研究課程のことは、診療所から少し離れた用水路のある農地を見ながら話すことになった。冬なのでほとんどの薬草は収穫して、刈り取られているが、用水路の中では鱗草が育っていた。
「流れる水で育てるとよく育つのですよ」
「用水路で! それは知りませんでした。池だと氷が張りますが、そのときはどうすればいいですか?」
「氷に穴を空けて、空気が循環するようにしてください」
実地で教えてくれるビョルンさん。
「研究課程では、自ら農地に赴いたり、希少な薬草がある山に登ったり、実践が多かったですね。おかげで、鍛えられました」
「実践授業が」
「研修で泊りがけのことも多かったですよ。研究研究で、家に帰って来ない私に、両親は呆れていたようですが」
サンドバリの家は出ているというビョルンさんは、魔術の才能は極めて高い方ではないが、薬草学と医学の知識が豊富だった。
「私も、医者と薬草学者を両立できるでしょうか?」
「ルンダール領の当主がそうだったら、どれほど心強いことでしょうね」
応援されて、お兄ちゃんは頬を染めていた。
帰りがけに、診療所で干してある薬草に引っ掛けて、ビョルンさんの眼鏡が落ちてしまった。それに気付かずに、天井から干された薬草を避けようとしたカミラ先生の足が、ビョルンさんの眼鏡を踏んでしまう。
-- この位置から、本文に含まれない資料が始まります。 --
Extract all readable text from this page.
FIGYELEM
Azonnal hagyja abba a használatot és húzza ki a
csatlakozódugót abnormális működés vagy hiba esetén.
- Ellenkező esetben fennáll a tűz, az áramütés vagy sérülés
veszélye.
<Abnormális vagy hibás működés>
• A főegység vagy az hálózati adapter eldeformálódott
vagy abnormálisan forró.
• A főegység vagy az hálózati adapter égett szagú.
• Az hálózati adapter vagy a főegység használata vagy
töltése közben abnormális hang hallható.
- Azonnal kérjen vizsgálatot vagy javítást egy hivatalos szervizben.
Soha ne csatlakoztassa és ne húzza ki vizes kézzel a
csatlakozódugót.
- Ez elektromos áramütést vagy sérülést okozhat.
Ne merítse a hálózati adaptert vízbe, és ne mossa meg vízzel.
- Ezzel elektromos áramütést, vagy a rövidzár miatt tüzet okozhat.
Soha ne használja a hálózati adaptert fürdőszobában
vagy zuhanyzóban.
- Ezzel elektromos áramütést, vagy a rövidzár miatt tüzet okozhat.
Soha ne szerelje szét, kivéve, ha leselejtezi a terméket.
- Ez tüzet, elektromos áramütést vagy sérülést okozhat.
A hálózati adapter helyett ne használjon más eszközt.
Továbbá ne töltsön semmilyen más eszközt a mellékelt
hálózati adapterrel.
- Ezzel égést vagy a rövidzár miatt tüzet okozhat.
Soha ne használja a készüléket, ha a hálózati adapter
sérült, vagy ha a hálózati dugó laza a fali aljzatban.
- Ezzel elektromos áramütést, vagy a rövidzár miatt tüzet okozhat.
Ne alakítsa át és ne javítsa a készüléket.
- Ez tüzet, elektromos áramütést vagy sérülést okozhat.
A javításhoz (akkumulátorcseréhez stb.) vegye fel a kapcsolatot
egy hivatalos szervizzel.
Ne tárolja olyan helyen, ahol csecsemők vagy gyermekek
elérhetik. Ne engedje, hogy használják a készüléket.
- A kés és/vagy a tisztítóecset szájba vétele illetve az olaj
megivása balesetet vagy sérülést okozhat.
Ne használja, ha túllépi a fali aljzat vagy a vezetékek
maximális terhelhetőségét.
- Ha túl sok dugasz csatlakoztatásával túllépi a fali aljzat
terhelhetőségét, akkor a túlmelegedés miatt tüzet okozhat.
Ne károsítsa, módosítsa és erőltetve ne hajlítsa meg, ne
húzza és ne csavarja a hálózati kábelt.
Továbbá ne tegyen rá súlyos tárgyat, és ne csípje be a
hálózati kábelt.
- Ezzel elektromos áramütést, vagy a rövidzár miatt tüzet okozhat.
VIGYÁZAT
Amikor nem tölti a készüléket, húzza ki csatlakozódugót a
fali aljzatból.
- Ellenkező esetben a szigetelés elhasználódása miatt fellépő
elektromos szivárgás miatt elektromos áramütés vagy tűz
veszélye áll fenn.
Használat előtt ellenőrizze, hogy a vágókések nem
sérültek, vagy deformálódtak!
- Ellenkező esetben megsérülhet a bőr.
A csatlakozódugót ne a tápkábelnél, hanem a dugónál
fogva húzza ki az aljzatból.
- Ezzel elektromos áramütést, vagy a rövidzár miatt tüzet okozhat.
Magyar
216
バキッと取り返しのつかない音がして、眼鏡は粉砕された。
「も、申し訳ありません」
「いえ、こんなところに薬草を干していた私が悪いのです」
「どうやってお詫びすれば……」
「か、カミラ様に踏まれたのなら、眼鏡も本望です! いえ、じゃなくて……何言ってるんだろう、私。あの、気にしないでください……」
混乱しているのか、ビョルンさんの言動がおかしい。それにしても、眩しいくらいの美形に、お兄ちゃんも私もファンヌも、見惚れてしまう。
「視力を補う魔術をかけましょう」
「眼鏡、新しく作りますから」
「かけさせてください」
カミラ先生が申し出たのは、こんなにかっこいいビョルンさんの顔を隠してしまうのがもったいなかったからかもしれない。魔術をかけられて、ビョルンさんは視力を補正されたようだった。
「また、いつでもお越しください……あ、オリヴェル様とヨアキム様を連れて」
「えぇ、参ります」
美女と美形が話す光景を、眩しく見てから、私たちはお先に馬車に乗った。
ヨアキムくんが、「ふぁーたん、よーの」とほっぺたを膨らませて呟いて、ファンヌの手を握っていた。